An Arkansas toddler has died after he was exposed to a rare brain-eating amoeba, or Naegleria fowleri, which he most likely contracted after playing in a splash pad at Little Rock Country Club, according to health officials via CNN.
Although it's very rare for people to contract Naegleria fowleri from chlorinated water found in pools, water parks, and splash pads (it's more often contracted from fresh water lakes and rivers), it can happen when the chlorine levels are too low, according to the CDC. And while there are only around 3 cases per year in the U.S., the death rate is 97%.
The victim died from Naegleria fowleri infection, which "destroys brain tissue, causing brain swelling and in certain cases, death," the Arkansas Department of Health said in a news release Thursday.

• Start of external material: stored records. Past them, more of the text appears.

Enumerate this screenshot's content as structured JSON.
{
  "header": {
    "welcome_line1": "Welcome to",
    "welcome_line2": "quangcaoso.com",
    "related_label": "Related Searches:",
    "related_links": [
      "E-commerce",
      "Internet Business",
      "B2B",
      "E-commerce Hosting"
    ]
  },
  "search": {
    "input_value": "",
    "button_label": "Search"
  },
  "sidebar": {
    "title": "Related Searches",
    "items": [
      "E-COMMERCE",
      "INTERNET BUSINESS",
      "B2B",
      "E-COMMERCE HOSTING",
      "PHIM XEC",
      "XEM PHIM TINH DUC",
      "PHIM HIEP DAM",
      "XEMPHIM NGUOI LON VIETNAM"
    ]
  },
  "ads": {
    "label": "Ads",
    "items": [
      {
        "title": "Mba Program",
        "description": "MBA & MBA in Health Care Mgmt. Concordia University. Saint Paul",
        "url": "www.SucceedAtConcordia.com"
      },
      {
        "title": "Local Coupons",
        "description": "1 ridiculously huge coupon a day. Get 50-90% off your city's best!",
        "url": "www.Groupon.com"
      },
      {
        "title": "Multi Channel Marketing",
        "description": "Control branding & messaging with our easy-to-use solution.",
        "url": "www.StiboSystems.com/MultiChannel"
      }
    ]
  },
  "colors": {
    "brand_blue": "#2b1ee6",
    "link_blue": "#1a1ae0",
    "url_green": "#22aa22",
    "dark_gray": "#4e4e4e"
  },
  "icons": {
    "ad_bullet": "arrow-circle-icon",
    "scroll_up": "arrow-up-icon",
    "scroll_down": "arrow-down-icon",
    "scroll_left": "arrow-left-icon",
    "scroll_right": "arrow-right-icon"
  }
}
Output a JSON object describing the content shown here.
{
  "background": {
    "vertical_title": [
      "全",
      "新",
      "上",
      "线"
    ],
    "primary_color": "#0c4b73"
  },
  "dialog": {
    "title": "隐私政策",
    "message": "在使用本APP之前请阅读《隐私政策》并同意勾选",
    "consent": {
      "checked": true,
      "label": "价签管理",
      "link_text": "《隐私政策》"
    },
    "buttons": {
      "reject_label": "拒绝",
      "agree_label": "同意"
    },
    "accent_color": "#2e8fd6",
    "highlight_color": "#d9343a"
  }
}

Naegleria fowleri is an amoeba that lives in soil and warm freshwater lakes, rivers, ponds and hot springs. In rare instances, people have gotten Naegleria fowleri infections from recreational water that had an insufficient amount of chlorine in it, such as pools, splash pads or surf parks, according to the US Centers for Disease Control and Prevention.
In the Arkansas case, a 16-month-old boy died on September 4 after spending a few days in the hospital, Pulaski County Coroner Gerone Hobbs told CNN on Friday.
Multiple samples from the pool and splash pad were sent to the CDC for evaluation, the release said. The CDC found that one splash pad sample had viable Naegleria fowleri and the other samples are still pending.
The Little Rock Country Club has since (at least temporarily) closed its pool and splash pad.